Pepper acquires Alima, a startup supported by Y Combinator, to integrate AI into food distribution catalogs | TNW
Pepper, a technology platform based in New York catering to independent food distributors, has acquired Alima, a startup supported by Y Combinator that developed software for ordering and procurement aimed at small food distributors in Latin America. The acquisition, revealed on Tuesday with unspecified financial details, integrates Alima’s two cofounders into Pepper's leadership and amplifies the company’s focus on AI-driven product content and data infrastructure in an industry that predominantly relies on phone calls, faxes, and personal interactions.
Jorge Vizcayno, Alima’s CEO, will oversee Pepper’s product content platform and data infrastructure, utilizing AI to enhance product catalogs on a large scale. Blanca Espinosa, the chief marketing officer and cofounder of Alima, will manage customer implementation, using AI tools to streamline the onboarding process, which has traditionally been a challenging aspect of selling software to food distributors.
While the acquisition may seem minor on its own, it reveals insights into the future direction of vertical software for food distribution. Both Pepper and Alima were founded on the same principle: independent food distributors, responsible for over two-thirds of food distribution in North America and managing more than $1.4 trillion in sales annually, are notably underserved by technology.

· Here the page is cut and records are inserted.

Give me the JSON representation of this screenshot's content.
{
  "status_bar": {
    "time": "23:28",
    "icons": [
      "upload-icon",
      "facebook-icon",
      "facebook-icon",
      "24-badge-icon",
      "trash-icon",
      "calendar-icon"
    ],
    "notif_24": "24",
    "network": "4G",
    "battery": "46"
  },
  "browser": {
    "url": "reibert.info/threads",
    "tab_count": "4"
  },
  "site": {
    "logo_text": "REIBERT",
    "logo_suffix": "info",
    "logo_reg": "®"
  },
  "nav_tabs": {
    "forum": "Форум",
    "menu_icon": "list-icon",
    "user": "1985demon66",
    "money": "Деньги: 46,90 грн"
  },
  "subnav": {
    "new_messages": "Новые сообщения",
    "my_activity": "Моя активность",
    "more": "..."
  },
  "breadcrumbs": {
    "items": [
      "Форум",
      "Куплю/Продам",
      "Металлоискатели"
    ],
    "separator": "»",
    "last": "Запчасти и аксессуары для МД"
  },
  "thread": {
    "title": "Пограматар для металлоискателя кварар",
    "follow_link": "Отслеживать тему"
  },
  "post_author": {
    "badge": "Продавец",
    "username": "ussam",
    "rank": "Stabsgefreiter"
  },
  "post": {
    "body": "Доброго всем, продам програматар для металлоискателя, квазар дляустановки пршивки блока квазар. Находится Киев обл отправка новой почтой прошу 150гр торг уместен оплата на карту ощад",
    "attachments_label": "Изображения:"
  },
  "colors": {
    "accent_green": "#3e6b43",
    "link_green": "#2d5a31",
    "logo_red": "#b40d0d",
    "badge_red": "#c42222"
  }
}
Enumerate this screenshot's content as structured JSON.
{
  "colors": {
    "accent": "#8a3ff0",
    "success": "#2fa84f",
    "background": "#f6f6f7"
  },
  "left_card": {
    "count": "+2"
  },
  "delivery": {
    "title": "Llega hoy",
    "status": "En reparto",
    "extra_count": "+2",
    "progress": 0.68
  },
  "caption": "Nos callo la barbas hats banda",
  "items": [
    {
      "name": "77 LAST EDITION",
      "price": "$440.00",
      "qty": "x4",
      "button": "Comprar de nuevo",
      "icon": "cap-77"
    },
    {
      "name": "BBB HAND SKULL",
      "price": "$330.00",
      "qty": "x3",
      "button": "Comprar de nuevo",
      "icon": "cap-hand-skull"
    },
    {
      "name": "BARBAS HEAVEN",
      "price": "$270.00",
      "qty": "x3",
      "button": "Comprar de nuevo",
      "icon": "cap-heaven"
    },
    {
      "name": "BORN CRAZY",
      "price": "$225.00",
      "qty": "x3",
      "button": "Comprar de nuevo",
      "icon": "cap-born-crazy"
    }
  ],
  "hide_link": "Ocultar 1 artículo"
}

Founded in 2021, Alima approached this challenge from the Latin American perspective, where the technology gap is even more pronounced. According to their estimates, over 85% of B2B food suppliers and distributors in the region lack digital sales capabilities. Alima created an ordering platform for small to mid-sized distributors, initially focusing on fresh produce procurement in Mexico. The startup participated in Y Combinator’s Winter 2022 batch and secured $1.5 million in seed funding from Soma Capital, YC, The Dorm Room Fund, and angel investors.
On the other hand, Pepper has evolved into a comprehensive platform that encompasses ordering, sales and marketing, accounts receivable, and integrated payments for food distributors in the U.S. The company has raised $99 million in three funding rounds, with the latest being a $50 million Series C in February led by Lead Edge Capital, alongside participation from ICONIQ, Index Ventures, Greylock, Harmony Partners, and Interplay. Currently, it serves over 500 distributors, equating to around $30 billion in annual gross merchandise volume.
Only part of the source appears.